The bulk of these effects of hormones on the brain could sound negative to parents and seem to represent a step backward in candid discussions about women’s equality at work and at home. But the giant step forward is the new recognition of girls’ and women’s greater ability and desire to connect, communicate, cooperate, and avoid conflict. It may be that women leaders of every kind are needed now more than ever to bring about a peaceful world. Their larger capacity for reading emotions, experiencing another’s feelings, and for communicating verbally offers a strong alternative to conflict and war.

It is important to note that many of the negative effects, such as increased sensitivity to stress and the heightened relationship to the stress hormone cortisol, may be due as much to exposure to a social environment that is negative for girls in particular as to biological evolution. The sexual harassment common in public high schools and girls’ perceptions of unequal treatment of boys and girls as they get older may exacerbate or even cause this greater biological sensitivity.

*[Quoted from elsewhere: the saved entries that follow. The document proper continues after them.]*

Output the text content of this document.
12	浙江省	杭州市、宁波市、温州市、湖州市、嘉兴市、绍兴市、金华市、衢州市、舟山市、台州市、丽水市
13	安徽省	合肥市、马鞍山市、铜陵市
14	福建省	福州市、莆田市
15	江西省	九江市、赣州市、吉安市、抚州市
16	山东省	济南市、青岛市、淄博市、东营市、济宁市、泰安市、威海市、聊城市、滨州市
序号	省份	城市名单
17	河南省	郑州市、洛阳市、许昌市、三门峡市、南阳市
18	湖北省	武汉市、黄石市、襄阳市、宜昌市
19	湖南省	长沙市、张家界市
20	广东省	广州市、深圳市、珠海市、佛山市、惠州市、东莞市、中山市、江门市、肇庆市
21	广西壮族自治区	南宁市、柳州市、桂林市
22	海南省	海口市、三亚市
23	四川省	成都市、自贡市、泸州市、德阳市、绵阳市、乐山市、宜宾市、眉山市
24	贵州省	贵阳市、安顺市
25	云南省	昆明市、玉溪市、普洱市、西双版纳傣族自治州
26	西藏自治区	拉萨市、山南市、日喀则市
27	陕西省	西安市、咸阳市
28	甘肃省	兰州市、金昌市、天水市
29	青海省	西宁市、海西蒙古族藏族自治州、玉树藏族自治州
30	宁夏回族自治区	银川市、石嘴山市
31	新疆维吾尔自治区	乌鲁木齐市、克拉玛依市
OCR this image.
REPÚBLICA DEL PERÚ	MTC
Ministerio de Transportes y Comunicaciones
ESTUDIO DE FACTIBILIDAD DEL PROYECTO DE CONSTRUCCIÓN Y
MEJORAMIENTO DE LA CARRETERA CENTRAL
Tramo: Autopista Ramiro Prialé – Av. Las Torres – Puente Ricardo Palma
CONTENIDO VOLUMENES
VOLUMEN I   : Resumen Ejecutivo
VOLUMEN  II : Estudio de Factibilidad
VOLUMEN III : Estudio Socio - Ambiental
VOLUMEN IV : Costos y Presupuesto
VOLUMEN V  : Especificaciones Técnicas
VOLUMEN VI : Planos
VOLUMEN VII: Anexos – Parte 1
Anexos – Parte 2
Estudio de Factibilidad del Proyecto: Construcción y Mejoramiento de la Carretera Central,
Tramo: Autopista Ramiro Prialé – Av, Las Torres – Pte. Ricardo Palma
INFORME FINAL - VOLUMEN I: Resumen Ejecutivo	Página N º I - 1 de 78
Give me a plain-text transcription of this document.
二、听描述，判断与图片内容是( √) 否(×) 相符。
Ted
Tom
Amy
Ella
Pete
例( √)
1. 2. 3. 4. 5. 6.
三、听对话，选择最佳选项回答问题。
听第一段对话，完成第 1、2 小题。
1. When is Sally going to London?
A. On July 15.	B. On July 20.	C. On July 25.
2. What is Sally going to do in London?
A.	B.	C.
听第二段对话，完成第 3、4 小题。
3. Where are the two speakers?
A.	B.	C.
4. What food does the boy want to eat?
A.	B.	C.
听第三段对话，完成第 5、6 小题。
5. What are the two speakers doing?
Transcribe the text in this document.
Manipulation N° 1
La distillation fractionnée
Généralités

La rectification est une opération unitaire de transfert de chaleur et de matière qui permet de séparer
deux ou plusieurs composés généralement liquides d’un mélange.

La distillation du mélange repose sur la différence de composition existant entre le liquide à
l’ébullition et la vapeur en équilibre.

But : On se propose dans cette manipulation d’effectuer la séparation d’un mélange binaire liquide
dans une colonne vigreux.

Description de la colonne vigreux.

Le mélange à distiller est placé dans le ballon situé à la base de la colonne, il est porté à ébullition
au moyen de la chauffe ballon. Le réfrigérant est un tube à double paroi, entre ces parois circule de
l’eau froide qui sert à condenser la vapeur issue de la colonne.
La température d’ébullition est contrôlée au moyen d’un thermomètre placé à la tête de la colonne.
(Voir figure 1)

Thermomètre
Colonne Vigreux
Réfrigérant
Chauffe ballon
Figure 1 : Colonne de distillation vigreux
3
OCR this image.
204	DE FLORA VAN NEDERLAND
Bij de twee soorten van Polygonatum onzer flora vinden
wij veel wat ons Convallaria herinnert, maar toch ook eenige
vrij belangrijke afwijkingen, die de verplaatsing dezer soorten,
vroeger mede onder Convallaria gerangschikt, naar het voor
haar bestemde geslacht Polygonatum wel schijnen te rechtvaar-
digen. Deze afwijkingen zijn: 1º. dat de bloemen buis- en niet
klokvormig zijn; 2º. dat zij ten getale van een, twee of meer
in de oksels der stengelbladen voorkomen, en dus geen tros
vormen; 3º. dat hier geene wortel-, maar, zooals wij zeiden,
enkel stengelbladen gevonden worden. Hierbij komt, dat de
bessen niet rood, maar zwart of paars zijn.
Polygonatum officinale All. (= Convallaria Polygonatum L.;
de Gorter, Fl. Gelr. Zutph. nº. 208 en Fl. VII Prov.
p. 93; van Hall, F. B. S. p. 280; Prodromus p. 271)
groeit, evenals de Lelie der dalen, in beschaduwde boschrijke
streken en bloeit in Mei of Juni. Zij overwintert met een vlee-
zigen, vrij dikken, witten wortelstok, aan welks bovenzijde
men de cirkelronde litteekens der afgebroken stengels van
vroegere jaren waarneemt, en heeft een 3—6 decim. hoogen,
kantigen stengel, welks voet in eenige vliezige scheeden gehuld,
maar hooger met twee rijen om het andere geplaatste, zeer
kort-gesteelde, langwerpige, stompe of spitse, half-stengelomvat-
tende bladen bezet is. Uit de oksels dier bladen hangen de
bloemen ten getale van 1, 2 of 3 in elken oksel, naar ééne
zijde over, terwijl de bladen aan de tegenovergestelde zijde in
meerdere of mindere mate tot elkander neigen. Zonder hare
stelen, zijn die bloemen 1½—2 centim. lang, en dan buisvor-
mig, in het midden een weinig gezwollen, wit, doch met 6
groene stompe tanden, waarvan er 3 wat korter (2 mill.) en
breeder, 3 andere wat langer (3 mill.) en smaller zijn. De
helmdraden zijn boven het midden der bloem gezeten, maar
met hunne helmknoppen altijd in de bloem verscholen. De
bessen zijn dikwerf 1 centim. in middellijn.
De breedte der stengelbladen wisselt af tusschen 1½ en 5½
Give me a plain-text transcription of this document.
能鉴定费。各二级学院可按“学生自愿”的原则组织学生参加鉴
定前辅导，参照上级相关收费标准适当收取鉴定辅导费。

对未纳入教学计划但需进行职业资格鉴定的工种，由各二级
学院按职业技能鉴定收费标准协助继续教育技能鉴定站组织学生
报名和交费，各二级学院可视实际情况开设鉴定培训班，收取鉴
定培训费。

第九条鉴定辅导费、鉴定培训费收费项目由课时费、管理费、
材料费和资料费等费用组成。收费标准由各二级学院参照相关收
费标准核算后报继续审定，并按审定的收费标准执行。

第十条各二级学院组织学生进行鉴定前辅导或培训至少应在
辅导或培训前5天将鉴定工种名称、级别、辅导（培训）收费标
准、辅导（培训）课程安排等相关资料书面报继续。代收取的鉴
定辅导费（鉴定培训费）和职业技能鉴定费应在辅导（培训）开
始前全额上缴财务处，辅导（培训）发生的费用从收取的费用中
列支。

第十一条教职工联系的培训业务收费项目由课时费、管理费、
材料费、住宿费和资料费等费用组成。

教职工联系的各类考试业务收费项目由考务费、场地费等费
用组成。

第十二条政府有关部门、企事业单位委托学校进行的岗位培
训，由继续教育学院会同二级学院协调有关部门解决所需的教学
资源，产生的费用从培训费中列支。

The brains of children who are not socially dominant can show similar stress effects. Minority children exhibit similar social talk strategies as one way to handle aggression and domination by members of a majority where there are power differences. Women in societies where inequality between men and women is very obvious have long used gossip and sharing secrets as a way to circumvent the oppressive authority of men. Thus it may be that we, as parents, need to be especially alert as Brizendine brings to our attention brain changes in our daughters that may not all be natural or benign.

REFERENCES:
Brizendine, Louann, M.D. 2006. The Female Brain. New York: Morgan Road Books.
A must-read book about the realities of brain changes during the lifetimes of girls and women.

Hrdy, Sarah. 1999. Mother Nature. New York: Pantheon.
Another must-read book, especially for mothers. Noted primatologist Sarah Hrdy describes in detail the hormonal effects women experience in the course of motherhood and the evolutionary bases for the biological core of mothering.

Restak, Richard, M.D. 2006. The Naked Brain. New York: Three Rivers Press.
A fascinating book about the revolutionary social changes that new knowledge about the human brain has precipitated.

Trimble, Michael R. 2007. The Soul in the Brain. Baltimore: The Johns Hopkins University Press.
A gripping and revealing book about the relationship between creativity, spirituality, and various common and uncommon brain conditions. Includes several “inside” stories of famous artists and writers.